Figure 4. Histopathology of lung tissue in passively treated mice.

Photomicrographs of hematoxylin and eosin stained lung sections of mice treated with single or double doses of the combination of mAbs after post experimental viral infection with Clade 1 A/Vietnam/1203/2004 H5N1 virus at 6 days post challenge. A) Normal morphology seen in uninfected mice, B) infected and untreated mice, C) mice treated with a single dose of 5 mg/kg of ch-mAbs at 24 h post infection, D) mice treated with two doses of 5 mg/kg of ch-mAbs at 24 h and 72 h post infection.

Figure 5. Measurement of viral infectivity titers in the lungs of mice experimentally infected with HPAI H5N1 (A/Vietnam/1203/2004- Clade 1) virus.

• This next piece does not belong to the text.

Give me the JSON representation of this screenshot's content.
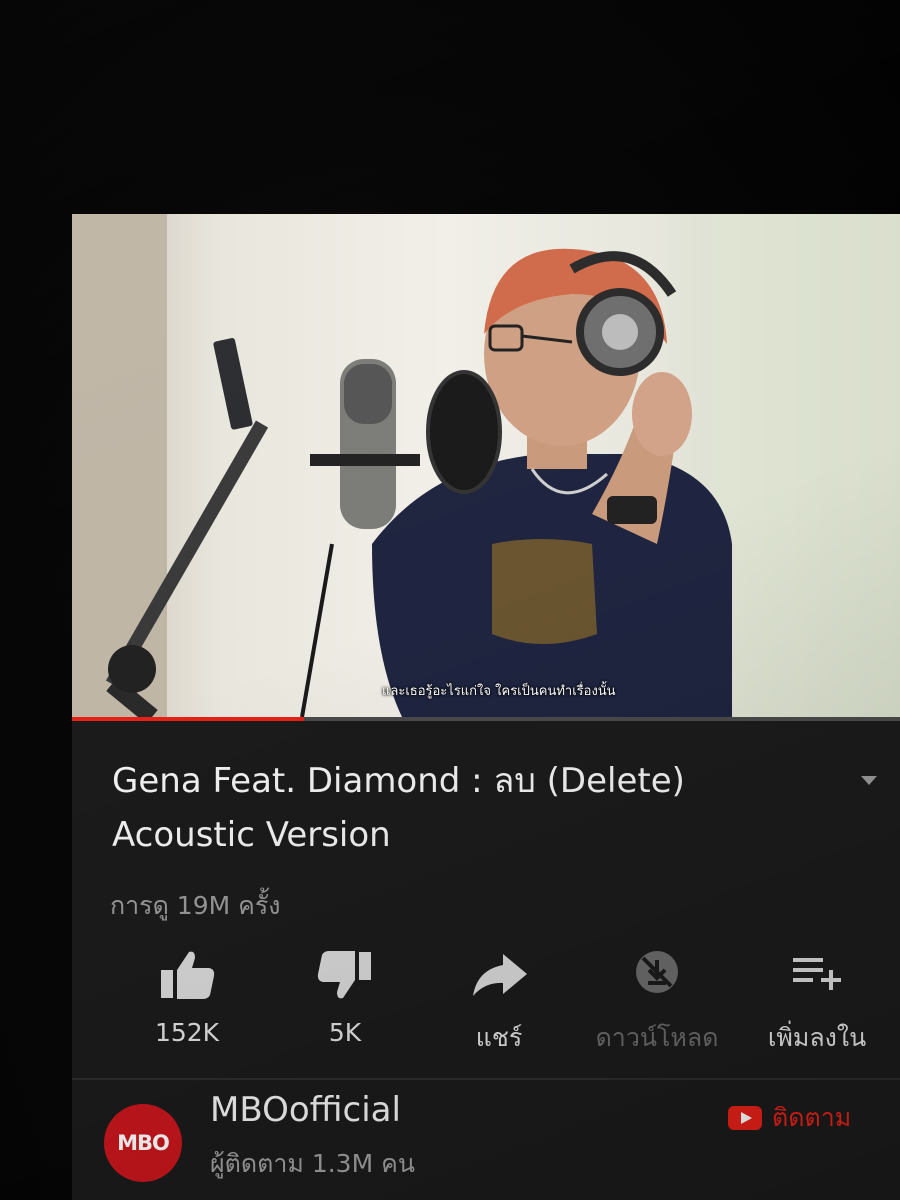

For single dose treatment, 24 h after viral challenge, the mice were treated via intra-peritoneal route with 1.0 mg/kg, 2.5 mg/kg, 5 mg/kg or 0 mg/kg (PBS) of the combination of mAbs. For the double therapy experiment, different sets of mice were treated with similar doses of chimeric mAbs 24 h and 72 h after the viral challenge. The viral loads were measured in the lungs of the infected animals on days 3, 6 and 9 post challenge. The results are expressed in terms of mean value of log TCID50/g±(S.E). (# represents no survival of any animals in the group and & represents undetectable viral titers). The lower limit of detection was 1.5 log10 TCID50/g.